An absurd yet brilliant action genre from 80s Hong Kong cinema made way for John Wick to revive the Hollywood action genre.
The very first John Wick movie came as a breath of fresh air during a time when action films were becoming increasingly unimaginative. Many agree that the movie totally saved the Hollywood action genre when it was released in 2014. The movie brought the reserved and confident presence of Keanu Reeves to a stripped-down plot, and enamored audiences with a new and elaborate action style. Yes, John Wick went through hordes of mercenaries like in a video game. However, the sense of technical proficiency with which the character treated his guns gave a special thrill to movie-goers.
It instantly made lifelong fans among cinephiles and was dubbed a cult classic just a week after its release. The pieces that went into this reinvention of the Hollywood action genre were a chain of influences that started with the gory crime flicks of Hong Kong filmmaker John Woo, and ended with Chad Stahelski, the stuntman-turned-director who helmed the movie. Underlying this major cinematic cultural exchange was an absurdly brilliant genre of action known as Gun Fu.

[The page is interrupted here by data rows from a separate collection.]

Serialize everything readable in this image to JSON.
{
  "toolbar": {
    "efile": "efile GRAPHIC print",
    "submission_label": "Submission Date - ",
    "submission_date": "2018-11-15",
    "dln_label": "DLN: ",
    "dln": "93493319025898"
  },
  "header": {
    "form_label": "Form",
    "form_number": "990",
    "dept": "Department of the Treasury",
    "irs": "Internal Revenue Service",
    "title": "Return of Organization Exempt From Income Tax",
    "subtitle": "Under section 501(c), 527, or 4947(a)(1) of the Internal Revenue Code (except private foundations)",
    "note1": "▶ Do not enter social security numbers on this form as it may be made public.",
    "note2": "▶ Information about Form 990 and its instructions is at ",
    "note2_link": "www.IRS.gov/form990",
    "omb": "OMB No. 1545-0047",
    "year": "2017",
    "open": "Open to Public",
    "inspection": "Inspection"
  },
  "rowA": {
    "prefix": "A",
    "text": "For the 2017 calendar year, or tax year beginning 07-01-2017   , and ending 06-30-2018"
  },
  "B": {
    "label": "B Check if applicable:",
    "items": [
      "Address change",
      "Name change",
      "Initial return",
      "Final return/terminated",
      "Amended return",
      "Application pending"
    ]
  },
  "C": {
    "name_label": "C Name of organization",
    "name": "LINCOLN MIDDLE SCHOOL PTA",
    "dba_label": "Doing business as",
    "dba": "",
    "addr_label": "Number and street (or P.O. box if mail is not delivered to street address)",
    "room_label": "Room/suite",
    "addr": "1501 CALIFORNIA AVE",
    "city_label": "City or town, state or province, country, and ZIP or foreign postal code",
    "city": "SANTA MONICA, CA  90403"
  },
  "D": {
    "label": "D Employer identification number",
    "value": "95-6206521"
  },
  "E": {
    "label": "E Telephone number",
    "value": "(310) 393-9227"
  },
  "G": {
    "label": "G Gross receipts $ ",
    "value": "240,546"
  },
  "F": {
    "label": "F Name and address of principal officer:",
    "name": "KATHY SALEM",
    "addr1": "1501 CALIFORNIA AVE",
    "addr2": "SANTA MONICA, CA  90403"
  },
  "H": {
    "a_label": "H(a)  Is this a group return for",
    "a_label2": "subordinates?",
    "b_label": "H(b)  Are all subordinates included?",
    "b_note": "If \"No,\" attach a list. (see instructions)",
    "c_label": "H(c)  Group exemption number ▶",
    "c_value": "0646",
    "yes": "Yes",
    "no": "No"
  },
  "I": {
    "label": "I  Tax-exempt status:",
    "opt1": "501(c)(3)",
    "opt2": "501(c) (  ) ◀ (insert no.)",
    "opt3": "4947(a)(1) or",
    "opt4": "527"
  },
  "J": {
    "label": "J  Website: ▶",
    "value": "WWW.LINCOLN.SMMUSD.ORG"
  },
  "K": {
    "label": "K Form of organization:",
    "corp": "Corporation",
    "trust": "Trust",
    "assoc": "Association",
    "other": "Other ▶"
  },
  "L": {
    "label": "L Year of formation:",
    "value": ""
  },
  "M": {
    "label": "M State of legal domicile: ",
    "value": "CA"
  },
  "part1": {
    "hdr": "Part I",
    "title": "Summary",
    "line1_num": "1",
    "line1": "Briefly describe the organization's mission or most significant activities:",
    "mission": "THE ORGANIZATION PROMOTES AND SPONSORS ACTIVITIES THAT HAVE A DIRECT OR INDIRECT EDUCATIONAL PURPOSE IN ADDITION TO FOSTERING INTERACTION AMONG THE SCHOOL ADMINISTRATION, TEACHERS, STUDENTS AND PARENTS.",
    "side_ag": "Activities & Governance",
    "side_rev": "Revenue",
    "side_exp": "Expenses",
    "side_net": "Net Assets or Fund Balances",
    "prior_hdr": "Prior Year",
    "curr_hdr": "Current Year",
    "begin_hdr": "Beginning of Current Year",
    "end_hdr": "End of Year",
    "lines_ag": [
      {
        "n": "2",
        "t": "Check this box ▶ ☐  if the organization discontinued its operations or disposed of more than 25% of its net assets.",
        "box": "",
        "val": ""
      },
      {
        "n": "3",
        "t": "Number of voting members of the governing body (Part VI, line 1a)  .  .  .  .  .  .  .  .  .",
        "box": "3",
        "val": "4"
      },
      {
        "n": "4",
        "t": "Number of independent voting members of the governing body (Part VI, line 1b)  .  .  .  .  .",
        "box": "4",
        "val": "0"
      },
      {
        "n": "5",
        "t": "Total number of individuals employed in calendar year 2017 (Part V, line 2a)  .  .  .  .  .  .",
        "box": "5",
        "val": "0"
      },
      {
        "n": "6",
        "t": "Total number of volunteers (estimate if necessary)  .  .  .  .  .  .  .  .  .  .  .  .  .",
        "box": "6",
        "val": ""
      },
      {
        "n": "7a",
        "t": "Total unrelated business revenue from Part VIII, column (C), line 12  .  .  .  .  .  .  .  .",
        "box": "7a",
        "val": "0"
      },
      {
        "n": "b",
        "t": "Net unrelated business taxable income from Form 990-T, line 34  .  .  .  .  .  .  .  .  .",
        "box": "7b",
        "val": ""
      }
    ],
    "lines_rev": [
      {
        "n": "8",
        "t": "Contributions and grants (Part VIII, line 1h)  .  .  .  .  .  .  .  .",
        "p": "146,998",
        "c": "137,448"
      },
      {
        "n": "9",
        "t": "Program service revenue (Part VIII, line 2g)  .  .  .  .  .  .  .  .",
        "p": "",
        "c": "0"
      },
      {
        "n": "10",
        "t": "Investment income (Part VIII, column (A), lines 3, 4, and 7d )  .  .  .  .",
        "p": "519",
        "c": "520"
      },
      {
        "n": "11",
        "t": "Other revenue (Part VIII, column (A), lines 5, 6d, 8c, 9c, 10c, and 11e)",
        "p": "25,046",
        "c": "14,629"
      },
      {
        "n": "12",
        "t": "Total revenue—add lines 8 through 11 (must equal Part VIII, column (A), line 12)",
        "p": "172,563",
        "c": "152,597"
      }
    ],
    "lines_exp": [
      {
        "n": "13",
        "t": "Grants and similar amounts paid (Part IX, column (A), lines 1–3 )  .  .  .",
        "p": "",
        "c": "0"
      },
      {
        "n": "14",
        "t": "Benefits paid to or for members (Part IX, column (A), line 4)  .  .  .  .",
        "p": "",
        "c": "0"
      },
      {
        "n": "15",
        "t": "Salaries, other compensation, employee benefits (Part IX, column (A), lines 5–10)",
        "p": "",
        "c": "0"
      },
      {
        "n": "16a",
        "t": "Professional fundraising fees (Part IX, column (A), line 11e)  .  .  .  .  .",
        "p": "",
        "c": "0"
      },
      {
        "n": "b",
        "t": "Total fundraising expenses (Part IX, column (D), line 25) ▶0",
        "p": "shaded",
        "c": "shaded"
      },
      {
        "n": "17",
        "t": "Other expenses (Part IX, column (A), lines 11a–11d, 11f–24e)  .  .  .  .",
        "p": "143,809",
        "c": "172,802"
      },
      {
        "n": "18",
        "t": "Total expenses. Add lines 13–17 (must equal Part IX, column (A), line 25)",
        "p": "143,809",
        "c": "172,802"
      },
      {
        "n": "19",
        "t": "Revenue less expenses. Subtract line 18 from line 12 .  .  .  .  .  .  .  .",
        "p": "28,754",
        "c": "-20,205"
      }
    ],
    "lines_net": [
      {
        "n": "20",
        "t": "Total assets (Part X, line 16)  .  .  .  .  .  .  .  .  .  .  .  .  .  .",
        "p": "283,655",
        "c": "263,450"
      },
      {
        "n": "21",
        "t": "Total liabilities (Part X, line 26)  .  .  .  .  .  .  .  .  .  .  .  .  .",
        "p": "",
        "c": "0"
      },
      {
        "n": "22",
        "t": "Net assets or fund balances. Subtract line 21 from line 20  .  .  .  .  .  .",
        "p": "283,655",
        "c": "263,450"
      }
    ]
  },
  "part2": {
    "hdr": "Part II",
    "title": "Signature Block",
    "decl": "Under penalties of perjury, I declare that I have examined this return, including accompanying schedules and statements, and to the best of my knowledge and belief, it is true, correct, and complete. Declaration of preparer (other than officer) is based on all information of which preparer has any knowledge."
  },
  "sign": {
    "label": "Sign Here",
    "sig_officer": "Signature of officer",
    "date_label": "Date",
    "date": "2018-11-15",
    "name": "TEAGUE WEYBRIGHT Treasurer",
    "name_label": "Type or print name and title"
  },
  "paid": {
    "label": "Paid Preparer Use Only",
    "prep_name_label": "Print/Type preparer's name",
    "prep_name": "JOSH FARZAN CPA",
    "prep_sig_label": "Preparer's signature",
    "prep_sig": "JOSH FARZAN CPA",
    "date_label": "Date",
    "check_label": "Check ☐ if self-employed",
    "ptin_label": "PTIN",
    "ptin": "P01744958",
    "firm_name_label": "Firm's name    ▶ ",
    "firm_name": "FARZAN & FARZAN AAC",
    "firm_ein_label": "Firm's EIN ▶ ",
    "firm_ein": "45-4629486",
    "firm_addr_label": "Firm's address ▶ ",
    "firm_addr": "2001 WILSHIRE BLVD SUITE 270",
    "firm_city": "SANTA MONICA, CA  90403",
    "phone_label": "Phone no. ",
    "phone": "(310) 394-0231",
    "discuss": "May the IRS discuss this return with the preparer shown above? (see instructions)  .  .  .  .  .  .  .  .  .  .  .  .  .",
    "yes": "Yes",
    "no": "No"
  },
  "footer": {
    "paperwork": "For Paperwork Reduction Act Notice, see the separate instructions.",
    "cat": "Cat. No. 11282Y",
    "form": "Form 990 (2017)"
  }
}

Birth in Hong Kong Crime Action Flicks
The birth of Gun Fu is widely attributed to one single filmmaker — John Woo. Hailing from Hong Kong, he found his start in the 70s within the same filmmaking industry that gave rise to Bruce Lee and Jackie Chan, even working with the latter on some films. Woo began his filmmaking journey with kung fu movies, which were basically the Westerns of Chinese cinema, minus the traditional shootouts. In popularity and abundance, they rivaled that of Western movies in America, but they were an insulated genre of action with vast stylistic differences. Guns were little more than props in kung fu movies, and the action was based on elaborate hand-to-hand combat sequences that bordered on graceful.
Meanwhile, gunfights were the bread-and-butter of action in Hollywood cinema. Western films basically set the original standard for shootouts in Hollywood films. These films also posed a far different set of values in the action hero. Gunfights in the cinematic Wild West often gave the best advantage to the quickest draw, and their heroes were often the most prodigal in this skill. This meant that action in Hollywood films was relatively stationary; there were no chaotic brawls that had characters scuffling all over the screen.
Working in the Hong Kong film industry, John Woo was equally impressed with the dance-like acrobatics of kung fu as he was with the Mexican standoffs of cowboy Westerns. Later in the 80s, he began to conceptualize a whole new style of action films that sought to marry Western gunfights with the cinematic conventions of his own genre. The result was a gory, high-octane style of action cinema that came to be known as heroic bloodshed films.
In making these films, Woo basically combined the intense physicality of kung fu with the gratuitous gunfights of the Western. Heroic bloodshed films were set in a world of crime, with protagonists who were either cops or criminal enforcers themselves. They would often walk into the enemy’s lair with guns blazing, and these battles would regularly end up in close quarters with more guns firing than you could count. The Killer, A Better Tomorrow, and Hard Boiled were some of the important titles that saw the development of this new genre of action. Hard Boiled even featured probably the earliest form of the hallway fight — years before The Raid.